Hi, Is this able to extract QR code information from any document (pdf or something)?

@tylerkolota 10 ай бұрын

This only pulls text data. It doesn’t copy QR codes.

@Life_latelyyy 10 ай бұрын

@@tylerkolota thanks for the quick reply

@saidajimenez2159 9 ай бұрын

Hello, in my country the gpt chat function has not yet been implemented, therefore I have to make an HTTP request to GPT4 chat, I'll tell you. I have to take a CV, send it to GPT chat and have it return me according to a list of jobs so that three jobs are qualified. That person must also return me first name, last name, address, training, experience and languages spoken of the person.
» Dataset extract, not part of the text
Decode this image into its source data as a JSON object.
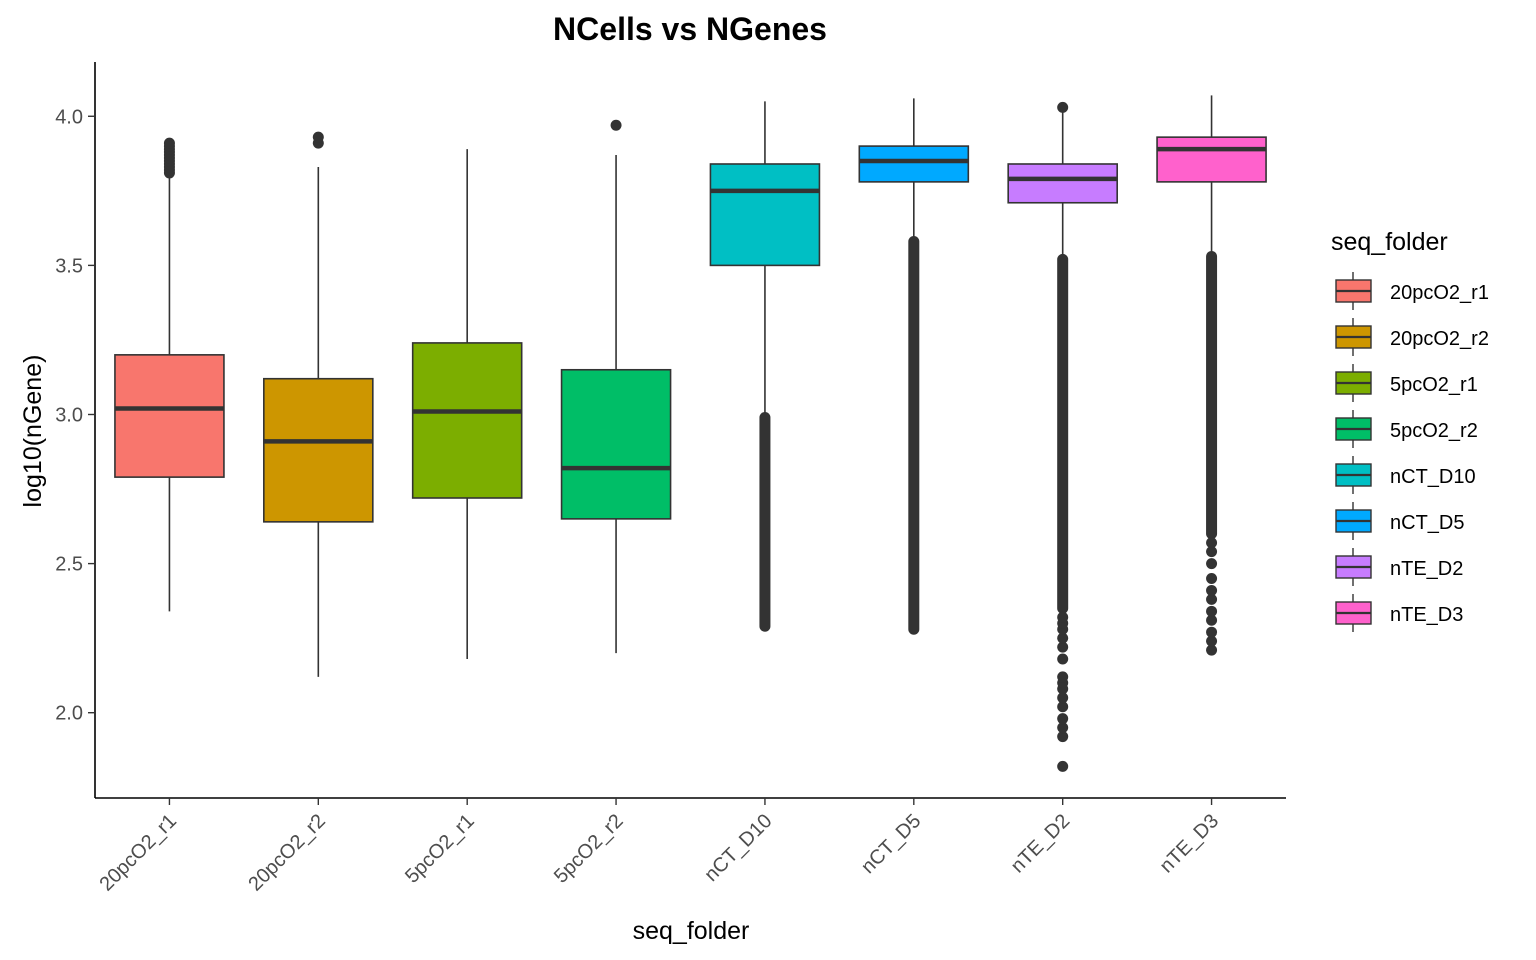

It returns a json with all this information within a message, therefore it returns a string array, and I have managed to separate all this message within the array but now I need to get the different values and I don't know how to do it

@tylerkolota 9 ай бұрын

You could manually parse it with expressions or use a Parse JSON action kzfaq.info/get/bejne/m5aUrbCi1LCrpI0.htmlsi=9lONmcJMMdmH41RS

@tylerkolota 5 ай бұрын

Anyone concerned about the amount of pages they can feed the model may want to check a new template using GPT 4 Turbo & Retrieval Augmented Generation (RAG) to expand querying to just about any length document here: powerusers.microsoft.com/t5/Power-Automate-Cookbook/Query-Large-PDFs-With-GPT-RAG/td-p/2650178

@saidajimenez2159 9 ай бұрын

Hola podrias subir como podria ser para un cv?

@suryagvs9296 Жыл бұрын

Hi @tylerkolota9031 I did not find "create text with GPT" in my power automate action list , to get this should i need to activate any feature or prerequests for this. i'm able to see "GPTPromtengineeringmodel" in predict action, in this action i have given some prompt but i'm getting below error, {"operationStatus":"Error","error":{"type":"Error","code":"InvalidPredictionInput","message":"Parameters JSON string could not be properly deserialized","properties":{"BackendErrorCode":"InvalidInferenceInput","DependencyHttpStatusCode":"400"},"innerErrors":[{"scope":"Generic","target":null,"code":"InvalidModelParameters","type":"Error","properties":{"MlIssueCode":"InvalidModelParameters"}}]},"predictionId":null}, please guide me on this.

@tylerkolota Жыл бұрын

Hello, The Create text with GPT action is not yet available in all regions. However if you want to try setting something up before the general availability of the action, and if you are not dealing with sensitive data, then you can try requesting access & setting up an OpenAI API connection so you can send HTTP requests to GPT. kzfaq.info/get/bejne/sMySibGGq966mKs.htmlsi=SfkP2gGts6WaQVIP learn.microsoft.com/en-us/azure/ai-services/openai/chatgpt-quickstart techcommunity.microsoft.com/t5/azure-ai-services-blog/working-with-gpt-4-and-chatgpt-models-on-azure-preview/ba-p/3773595 platform.openai.com/docs/guides/gpt

@suryagvs9296 Жыл бұрын

Thanks for quick reply

@rameshn1195 Жыл бұрын

@tylerkolota9031 I am facing error like this in AI biluder Predict action "{"operationStatus":"Error","error":{"type":"Error","code":"InvalidPredictionInput","message":"Parameters JSON string could not be properly deserialized","properties":{"BackendErrorCode":"InvalidInferenceInput","DependencyHttpStatusCode":"400"},"innerErrors":[{"scope":"Generic","target":null,"code":"InvalidModelParameters","type":"Error","properties":{"MlIssueCode":"InvalidModelParameters"}}]},"predictionId":null}" Could you please assist?